Beide Chöre zeichnen sich durch perfekte Disziplin aus, beide sind sich in ihrer hörbaren Lust an der musikalischen Mitteilung ähnlich, aber in ihrer Struktur und damit im Klangergebnis durchaus verschieden. Maßgeblich hierfür sind die jeweiligen Arrangements, wobei der Don-Camillo-Chor sich im Laufe seiner schon Jahrzehnte dauernden Geschichte zu einer deutlich polyfonen Gestaltung entwickelt hat, während die Bonner Kollegen den differenzierenden Klang zu bevorzugen scheinen.
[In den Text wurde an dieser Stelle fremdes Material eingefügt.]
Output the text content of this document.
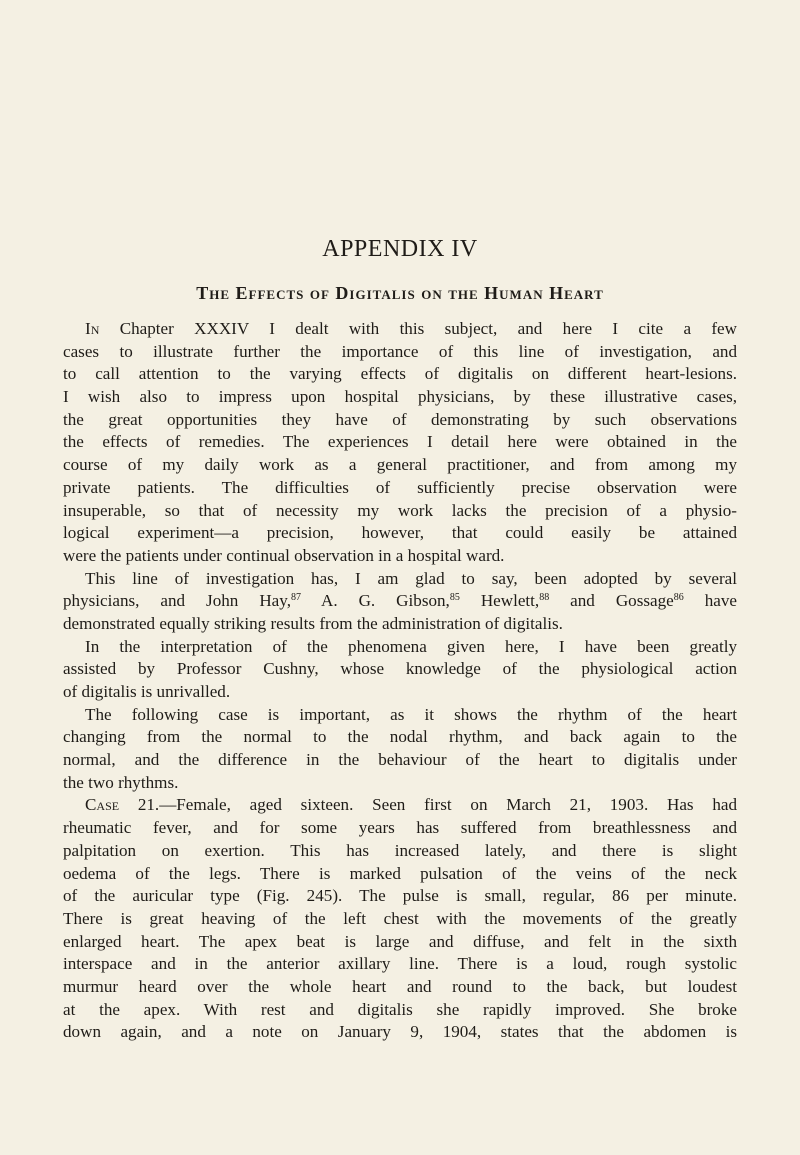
APPENDIX IV
The Effects of Digitalis on the Human Heart
In Chapter XXXIV I dealt with this subject, and here I cite a few
cases to illustrate further the importance of this line of investigation, and
to call attention to the varying effects of digitalis on different heart-lesions.
I wish also to impress upon hospital physicians, by these illustrative cases,
the great opportunities they have of demonstrating by such observations
the effects of remedies. The experiences I detail here were obtained in the
course of my daily work as a general practitioner, and from among my
private patients. The difficulties of sufficiently precise observation were
insuperable, so that of necessity my work lacks the precision of a physio-
logical experiment—a precision, however, that could easily be attained
were the patients under continual observation in a hospital ward.
This line of investigation has, I am glad to say, been adopted by several
physicians, and John Hay,$^{87}$ A. G. Gibson,$^{85}$ Hewlett,$^{88}$ and Gossage$^{86}$ have
demonstrated equally striking results from the administration of digitalis.
In the interpretation of the phenomena given here, I have been greatly
assisted by Professor Cushny, whose knowledge of the physiological action
of digitalis is unrivalled.
The following case is important, as it shows the rhythm of the heart
changing from the normal to the nodal rhythm, and back again to the
normal, and the difference in the behaviour of the heart to digitalis under
the two rhythms.
Case 21.—Female, aged sixteen. Seen first on March 21, 1903. Has had
rheumatic fever, and for some years has suffered from breathlessness and
palpitation on exertion. This has increased lately, and there is slight
oedema of the legs. There is marked pulsation of the veins of the neck
of the auricular type (Fig. 245). The pulse is small, regular, 86 per minute.
There is great heaving of the left chest with the movements of the greatly
enlarged heart. The apex beat is large and diffuse, and felt in the sixth
interspace and in the anterior axillary line. There is a loud, rough systolic
murmur heard over the whole heart and round to the back, but loudest
at the apex. With rest and digitalis she rapidly improved. She broke
down again, and a note on January 9, 1904, states that the abdomen is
Indes: Beide Chöre haben Swing, wobei das Baldhamer Ensemble rhythmisch deutlicher akzentuiert, während die Gäste die rhythmische Bewegung mehr in den Klang integrieren.
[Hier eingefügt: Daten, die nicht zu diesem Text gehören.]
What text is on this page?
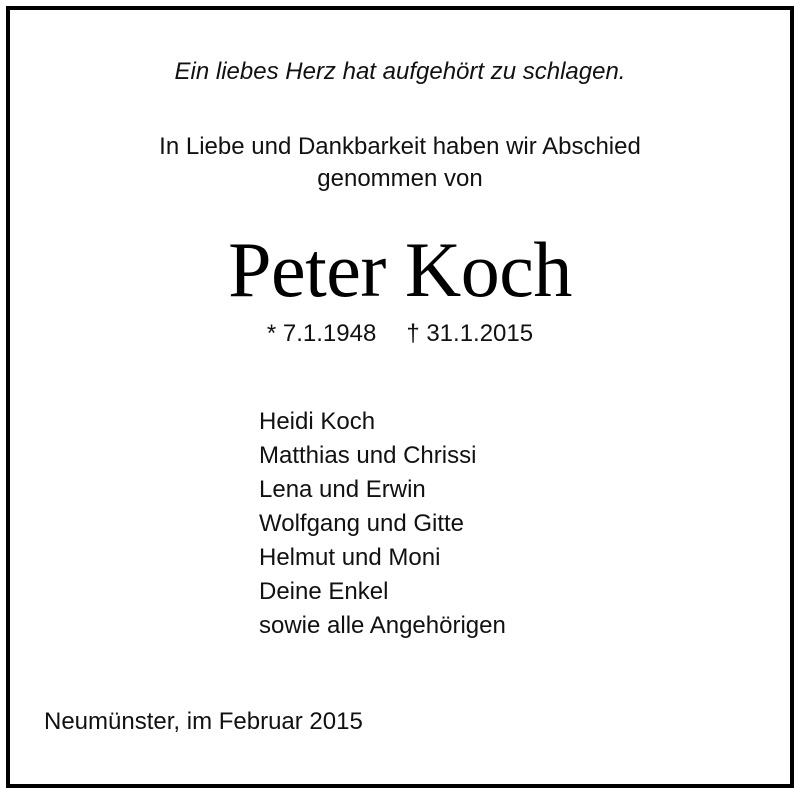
Ein liebes Herz hat aufgehört zu schlagen.
In Liebe und Dankbarkeit haben wir Abschied
genommen von
Peter Koch
* 7.1.1948 † 31.1.2015
Heidi Koch
Matthias und Chrissi
Lena und Erwin
Wolfgang und Gitte
Helmut und Moni
Deine Enkel
sowie alle Angehörigen
Neumünster, im Februar 2015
Bildlich unterscheiden sich die Chöre durch ihre Aufstellung: Bei den Baldhamern sind die Männer links, die Frauen rechts gruppiert, bei den Bonnern findet eher eine Mischung beider Geschlechter statt. Beispielhaft auch der verschiedene Stil der Dirigate: bei den Baldhamern der aufrecht in swingender Bewegung dirigierende jugendliche Matthias Seitz, bei den Bonnern die ganzkörperlich bewegte, mit beschwörend modellierender Gestik dem Chor vortanzende Sascha Cohn.

Die Programme beider Chöre wiesen dementsprechend eine durchaus verschiedene Handschrift des Arrangements auf, bei den Bayern deutliche Struktur und entsprechend deutliche Rhythmisierung, bei den Bonnern den Klang beweglich modellierende harmonische Farbigkeit. So fanden sich bei den ersteren auch vertraute Titel wie "Night and day" oder "If I never sing a song" oder gar ein zutiefst bayerisches Intermezzo mit dem "Holzwurm-Jodler" und "Schwing di", was nicht eine Aufforderung zum besseren Swingen, sondern eher einen Hinauswurf bedeuten sollte. Beides unterstrichen durch das Aufsetzen bayerischer Hüte und stampfender Betonung des graden Rhythmus'.

Die Bonner hatten zwar auch vertraute Titel im Programm, so "Baba-Yaga" oder Gregory Porters "Liquid Spirits", aber überwiegend waren die Stücke ganz auf Klang-modellierung ausgerichtete Eigenkompositionen (von mehreren Arrangeuren gestaltet), die harmonisch zum Teil in dissonante Bereiche führten. Was aber bei dieser eigenwilligen Klangwelt die Zuhörer verführte, war die weitgehend intonationssichere, von sichtbarem Enthusiasmus getragene Interpretation der Stücke.

Ganz am Schluss, nachdem beide Gruppen schon ihre Zugaben gebracht hatten, vereinigten sie sich zum gemeinsam interpretierten "Boy on the island", hier - wie das ganze Konzert hindurch - bedacht mit frenetischem Jubel des Publikums.